Se concentró todo lo que podía permitirle su cansado cerebro de perro y no perdió la pista. Tras unos metros olfateando llegó a un descampado en cuyo extremo se hallaba un gran jabalí, con tanta carne como para alimentarlos a él y su amo durante una semana, e incluso vender un poco en el pueblo.
Radiante de júbilo el perro asumió la posición de firme típica de los canes cazadores para señalar la dirección en que se ha ubicado una presa.
Al verla, el amo le dio la señal de que fuese a por ella, mientras él cargaba su escopeta de perdigones.
El perro cazador se esforzó nuevamente y sacó fuerzas de donde no las había. Exigió tanto a sus huesos y músculos en una brutal carrera, que estos se resintieron y lo hicieron gemir de dolor.
No obstante, el can sorprendió al jabalí y, haciendo caso omiso del terrible dolor general que lo embargaba, se le lanzó al cuello para derrumbarlo con una poderosa mordida.
Pero sucede que de poderosa nada. La mordida del perro fue bastante inofensiva, debido a que sus dientes estaban muy mellados por el paso inexorable del tiempo.
Por ello, y por mucho que el chucho se esforzó, el jabalí pudo desprenderse y echar a huir, con tan solo una leve herida que no le impediría conservar la vida.
Al ver todo lo sucedido el amo irrumpió en el descampado e increpó al perro.
-Para nada sirves ya. ¿Cómo se te ha podido escapar ese buen jabalí? Nos hubiese venido muy bien. Creo que no me eres útil y constituyes tan solo una carga para mí. Tendré que deshacerme de ti y conseguir otro perro.
Acongojado por estas palabras el otrora perro cazador ripostó:
-Buen amo mío. No me maltrates por ser víctima yo del paso del tiempo. A pesar de estar viejo y de que mis habilidades no son las mismas de antaño, soy en esencia el mismo animal que tan buenas presas te propició y junto al que viviste momentos de buena fortuna. Por tanto, ¿crees que es justo lo que dices?
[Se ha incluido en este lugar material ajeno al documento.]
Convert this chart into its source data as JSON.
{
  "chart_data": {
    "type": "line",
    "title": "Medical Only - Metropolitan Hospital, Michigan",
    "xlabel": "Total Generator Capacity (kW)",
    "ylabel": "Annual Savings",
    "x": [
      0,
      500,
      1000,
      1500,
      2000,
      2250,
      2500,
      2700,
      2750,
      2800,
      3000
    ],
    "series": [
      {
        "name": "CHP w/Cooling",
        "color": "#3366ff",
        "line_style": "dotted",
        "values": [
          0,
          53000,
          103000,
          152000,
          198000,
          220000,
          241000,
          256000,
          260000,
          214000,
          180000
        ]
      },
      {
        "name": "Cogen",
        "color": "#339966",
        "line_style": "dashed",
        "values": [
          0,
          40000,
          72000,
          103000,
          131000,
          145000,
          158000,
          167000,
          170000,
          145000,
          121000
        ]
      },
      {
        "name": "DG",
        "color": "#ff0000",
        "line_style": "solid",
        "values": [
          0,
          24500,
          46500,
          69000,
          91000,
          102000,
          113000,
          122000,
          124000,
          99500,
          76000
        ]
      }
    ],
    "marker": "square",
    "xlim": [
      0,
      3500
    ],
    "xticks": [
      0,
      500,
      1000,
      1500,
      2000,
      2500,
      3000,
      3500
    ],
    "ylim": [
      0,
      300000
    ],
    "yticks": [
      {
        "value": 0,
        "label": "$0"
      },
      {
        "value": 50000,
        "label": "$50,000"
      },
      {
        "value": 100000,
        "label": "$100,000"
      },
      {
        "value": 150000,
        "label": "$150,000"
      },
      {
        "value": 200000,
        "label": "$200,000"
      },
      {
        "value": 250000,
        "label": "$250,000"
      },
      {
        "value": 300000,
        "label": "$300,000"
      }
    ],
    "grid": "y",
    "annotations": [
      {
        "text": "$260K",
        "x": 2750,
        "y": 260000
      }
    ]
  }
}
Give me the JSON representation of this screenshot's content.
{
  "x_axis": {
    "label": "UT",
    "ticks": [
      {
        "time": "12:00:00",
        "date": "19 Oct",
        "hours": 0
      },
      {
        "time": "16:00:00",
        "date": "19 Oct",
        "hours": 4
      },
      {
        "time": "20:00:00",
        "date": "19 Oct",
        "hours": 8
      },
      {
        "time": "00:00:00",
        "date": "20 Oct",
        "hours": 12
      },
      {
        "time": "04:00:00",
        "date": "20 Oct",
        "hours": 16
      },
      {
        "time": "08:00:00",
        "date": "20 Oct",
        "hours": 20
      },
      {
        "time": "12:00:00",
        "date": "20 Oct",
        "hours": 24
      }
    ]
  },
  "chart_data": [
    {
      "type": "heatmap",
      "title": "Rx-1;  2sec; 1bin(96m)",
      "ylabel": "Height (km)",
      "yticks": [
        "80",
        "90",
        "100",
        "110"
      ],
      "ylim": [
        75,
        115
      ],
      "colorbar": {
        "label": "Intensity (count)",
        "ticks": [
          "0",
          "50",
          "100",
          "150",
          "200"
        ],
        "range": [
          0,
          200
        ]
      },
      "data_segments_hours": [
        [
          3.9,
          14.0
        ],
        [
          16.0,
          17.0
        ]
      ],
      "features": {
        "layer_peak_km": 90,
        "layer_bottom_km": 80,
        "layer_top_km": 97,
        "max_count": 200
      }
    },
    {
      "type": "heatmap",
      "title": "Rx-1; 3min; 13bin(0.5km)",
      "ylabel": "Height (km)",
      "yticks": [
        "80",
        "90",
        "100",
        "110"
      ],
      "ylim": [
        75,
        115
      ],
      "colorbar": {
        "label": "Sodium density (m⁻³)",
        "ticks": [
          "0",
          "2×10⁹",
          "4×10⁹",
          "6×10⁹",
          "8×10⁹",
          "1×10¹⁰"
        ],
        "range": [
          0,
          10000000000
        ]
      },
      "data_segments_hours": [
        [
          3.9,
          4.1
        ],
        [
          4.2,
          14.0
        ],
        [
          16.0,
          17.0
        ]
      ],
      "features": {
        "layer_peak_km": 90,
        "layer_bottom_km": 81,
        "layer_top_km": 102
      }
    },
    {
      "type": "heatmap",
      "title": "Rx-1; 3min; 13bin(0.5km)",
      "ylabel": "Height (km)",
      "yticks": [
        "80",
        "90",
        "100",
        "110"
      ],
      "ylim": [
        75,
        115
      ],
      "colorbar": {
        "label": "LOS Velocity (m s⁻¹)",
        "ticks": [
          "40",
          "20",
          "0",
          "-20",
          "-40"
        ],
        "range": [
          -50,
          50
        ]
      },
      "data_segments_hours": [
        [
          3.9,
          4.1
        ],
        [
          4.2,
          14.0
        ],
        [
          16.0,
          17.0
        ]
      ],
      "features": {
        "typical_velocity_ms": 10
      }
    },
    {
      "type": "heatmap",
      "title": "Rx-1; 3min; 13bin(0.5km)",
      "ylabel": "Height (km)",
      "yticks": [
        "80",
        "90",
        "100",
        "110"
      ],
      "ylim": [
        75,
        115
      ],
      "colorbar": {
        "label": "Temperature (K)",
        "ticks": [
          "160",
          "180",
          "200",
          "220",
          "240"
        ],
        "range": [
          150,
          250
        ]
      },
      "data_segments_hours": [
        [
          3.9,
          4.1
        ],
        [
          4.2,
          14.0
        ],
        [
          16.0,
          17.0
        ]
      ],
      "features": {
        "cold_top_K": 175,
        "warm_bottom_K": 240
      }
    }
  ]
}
Las palabras del perro impactaron en el amo, que recapacitó enseguida. Aquello y aquellos que nos han sido útiles en determinados momentos de nuestra vida, no por viejos dejan de ser parte importante y querida de la misma.
Por ello permaneció junto al perro cazador durante el resto de la vida de este y por muchos canes que tuvo después, ninguno fue como aquel que le hizo aprender tan importante lección.